The big worries beyond direct costs are cybersecurity and data usage on the internet, says Rashidi, limitations he believes can be overcome by keeping some LLMs local and customized. Two practical approaches for LLM customization include “fine-tuning” the LLM models or using a technique called “retrieval-augmented generation,” or a combination of the two.
One such solution is something he has developed called, “Pitt-GPT-Plus,” a custom local LLM framework that is similar in many ways to Chat-GPT but customized to one’s needs and fully on-prem, so there is nothing that is going to the cloud.

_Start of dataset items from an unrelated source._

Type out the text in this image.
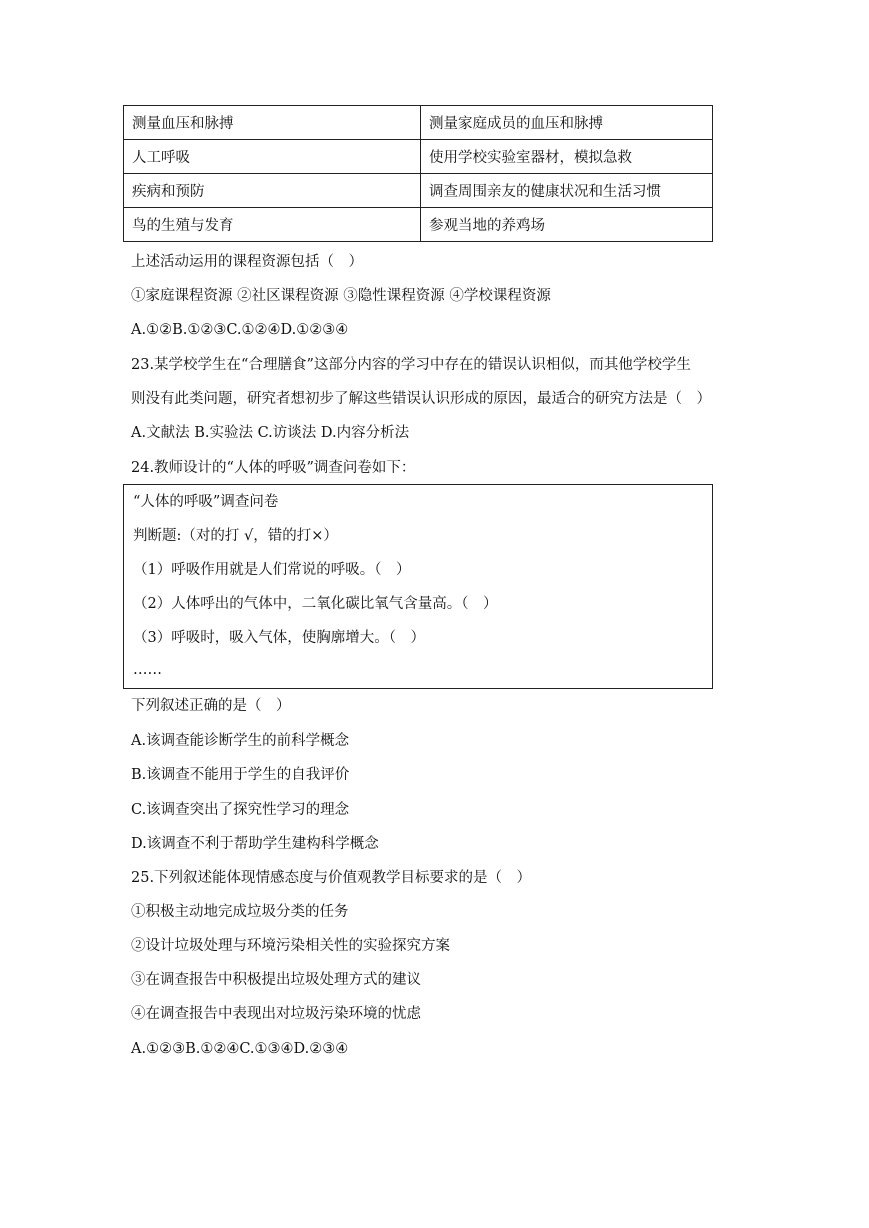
测量血压和脉搏	测量家庭成员的血压和脉搏
人工呼吸	使用学校实验室器材，模拟急救
疾病和预防	调查周围亲友的健康状况和生活习惯
鸟的生殖与发育	参观当地的养鸡场
上述活动运用的课程资源包括（　）
①家庭课程资源 ②社区课程资源 ③隐性课程资源 ④学校课程资源
A.①②B.①②③C.①②④D.①②③④
23.某学校学生在“合理膳食”这部分内容的学习中存在的错误认识相似，而其他学校学生
则没有此类问题，研究者想初步了解这些错误认识形成的原因，最适合的研究方法是（　）
A.文献法 B.实验法 C.访谈法 D.内容分析法
24.教师设计的“人体的呼吸”调查问卷如下：
“人体的呼吸”调查问卷
判断题:（对的打 √，错的打×）
（1）呼吸作用就是人们常说的呼吸。（　）
（2）人体呼出的气体中，二氧化碳比氧气含量高。（　）
（3）呼吸时，吸入气体，使胸廓增大。（　）
……
下列叙述正确的是（　）
A.该调查能诊断学生的前科学概念
B.该调查不能用于学生的自我评价
C.该调查突出了探究性学习的理念
D.该调查不利于帮助学生建构科学概念
25.下列叙述能体现情感态度与价值观教学目标要求的是（　）
①积极主动地完成垃圾分类的任务
②设计垃圾处理与环境污染相关性的实验探究方案
③在调查报告中积极提出垃圾处理方式的建议
④在调查报告中表现出对垃圾污染环境的忧虑
A.①②③B.①②④C.①③④D.②③④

The framework was used to ingest 24 papers related to hematology (i.e., for diagnosing leukemia and lymphoma). As part of the exercise, Rashidi identified his negative and positive controls by asking the model about something initially it knew nothing about but was subsequently trained to know—the best soccer players in the world. After passing the negative and positive control tests, the model was then asked a clinical question, specifically whether someone had chronic or accelerated myeloid leukemia based on criteria found in those uploaded 24 papers and from which of the documents the information was pulled. By having a reliable and verifiable source verification, this approach not only improves the accuracy of the results but also increases trust in the model among end users, he says.
All told, the benefits of using MILO Auto-ML and the custom chatbots include enhanced efficiency and reduced errors or “confabulations” (i.e., hallucinations), respectively, says Rashidi. That also makes it more cost-effective and scalable institutionally while offering better data security.
Regardless of which AI platform is used, he adds, keep in mind that many end users are not going to be familiar with major performance standards for AI, especially generative AI. These include terms such as perplexity score, BLEU (bilingual evaluation understudy) and ROUGE (recall-oriented understudy for gisting evaluation). “They may not be as straightforward as a classification model ... based on a confusion-matrix-based performance measure which is more familiar to a larger audience.”
Ultimately, understanding AI requires a fundamental knowledge of its application in healthcare, says Rashidi. To that end, he and his colleagues recently published a seven-part AI review series featuring contributions from more than 40 global experts working at the intersection of AI and medicine (Modern Pathology, DOI: 10.1016/j.modpat.2024.100673).